Le système politique français ne connait pas les élections de Mid Term. Depuis la réduction du mandat présidentiel de sept à cinq ans voulue par Jacques Chirac, l’élection présidentielle et celle législative ne sont séparées que d’un petit mois. Cela réduit grandement les risques de cohabitation, cauchemar politique de tout chef d’état, sauf si le corps électoral devait faire preuve d’une étonnante tendance à la schizophrénie. La France devrait ainsi pouvoir compter au début de chaque quinquennat sur une période de stabilité, ou tout au moins d’une relative cohérence dans l’action politique de l’exécutif. Toutefois, pour pimenter les conversations du Tout-Paris et remplir les pages politiques des quotidiens, la savante alchimie institutionnelle met à disposition du palais de l’Elysée un ressort presque inépuisable : le remaniement. Tel acte, qui devrait servir à rééquilibrer la composition d’un gouvernement en cas de : a) profonde crise du pays, ou b) discorde entre alliées en un gouvernement de coalition (pratique fort prisée en Italie), devient de plus en plus un outil de marketing politique. Au sein de la gestion de l’ « offre politique » (concept que nous avons déjà eu le loisir de réfléchir), le remaniement est bel et bien l’équivalent du renouvellement des collections pour la prochaine saison. Mais si la plupart des remaniements n’ont que des vertus cosmétiques, ils peuvent parfois receler un dessin stratégique bien précis.

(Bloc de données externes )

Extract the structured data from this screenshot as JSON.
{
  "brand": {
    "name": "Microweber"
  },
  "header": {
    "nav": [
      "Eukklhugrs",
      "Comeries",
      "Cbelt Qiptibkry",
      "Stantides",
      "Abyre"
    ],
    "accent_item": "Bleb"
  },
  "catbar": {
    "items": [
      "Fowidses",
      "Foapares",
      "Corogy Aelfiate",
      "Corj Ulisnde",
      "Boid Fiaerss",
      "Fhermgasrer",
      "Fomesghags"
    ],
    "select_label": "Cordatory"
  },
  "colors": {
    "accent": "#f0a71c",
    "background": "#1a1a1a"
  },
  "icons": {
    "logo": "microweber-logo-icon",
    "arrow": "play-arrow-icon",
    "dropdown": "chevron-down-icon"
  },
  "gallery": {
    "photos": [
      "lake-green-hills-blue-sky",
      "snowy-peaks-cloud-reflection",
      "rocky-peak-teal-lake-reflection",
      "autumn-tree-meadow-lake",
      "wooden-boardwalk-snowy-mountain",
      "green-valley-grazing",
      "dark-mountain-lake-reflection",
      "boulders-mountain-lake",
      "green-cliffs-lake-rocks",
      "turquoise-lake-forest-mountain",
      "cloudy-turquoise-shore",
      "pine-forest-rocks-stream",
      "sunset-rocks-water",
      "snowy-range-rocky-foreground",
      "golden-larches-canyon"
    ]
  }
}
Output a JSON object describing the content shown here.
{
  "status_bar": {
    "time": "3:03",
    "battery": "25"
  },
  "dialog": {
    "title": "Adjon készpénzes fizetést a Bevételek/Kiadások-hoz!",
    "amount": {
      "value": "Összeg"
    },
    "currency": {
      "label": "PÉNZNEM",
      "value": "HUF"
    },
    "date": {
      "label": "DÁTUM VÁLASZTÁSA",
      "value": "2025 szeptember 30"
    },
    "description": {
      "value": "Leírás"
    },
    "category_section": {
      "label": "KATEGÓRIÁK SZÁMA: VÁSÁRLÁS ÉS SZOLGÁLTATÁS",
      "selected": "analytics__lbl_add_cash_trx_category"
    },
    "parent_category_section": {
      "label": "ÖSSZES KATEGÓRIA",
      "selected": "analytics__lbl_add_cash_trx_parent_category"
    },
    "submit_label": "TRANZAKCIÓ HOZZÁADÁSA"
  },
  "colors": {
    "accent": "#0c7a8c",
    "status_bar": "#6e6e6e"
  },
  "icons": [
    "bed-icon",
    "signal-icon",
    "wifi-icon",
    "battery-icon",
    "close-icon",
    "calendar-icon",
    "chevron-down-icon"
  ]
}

L’une de nos préoccupations majeures est l’ignorance de l’Histoire et les méfaits de cette méconnaissance sur la marche actuelle du monde. En observant l’actualité politique de ce week end, en revanche, nous ne pouvons que nous féliciter.

L’événement majeur de la vie politique française et l’élection présidentielle. A l’approche de l’échéance les fidélités politiques s’effilochent, les couples institutionnelles se brisent (métaphoriquement et parfois même réellement, comme ce fut le cas pour un certain couple socialiste jadis à la mode), les amis de trente ans ne se parlent plus, les dauphins se transforment en requins… Bref, pour prouver encore une fois que l’évolution de l’espèce humaine n’est qu’une affaire de technologie et que les bons vieux reflexes et ambitions sont toujours les mêmes, on pourrait dire que les différentes factions déploient leurs armées en vue de la Guerre de Succession. Les hommes et femmes politiques se préparent à l’affrontement, et le Président en place, souvent, voudrait bien briguer un deuxième mandat.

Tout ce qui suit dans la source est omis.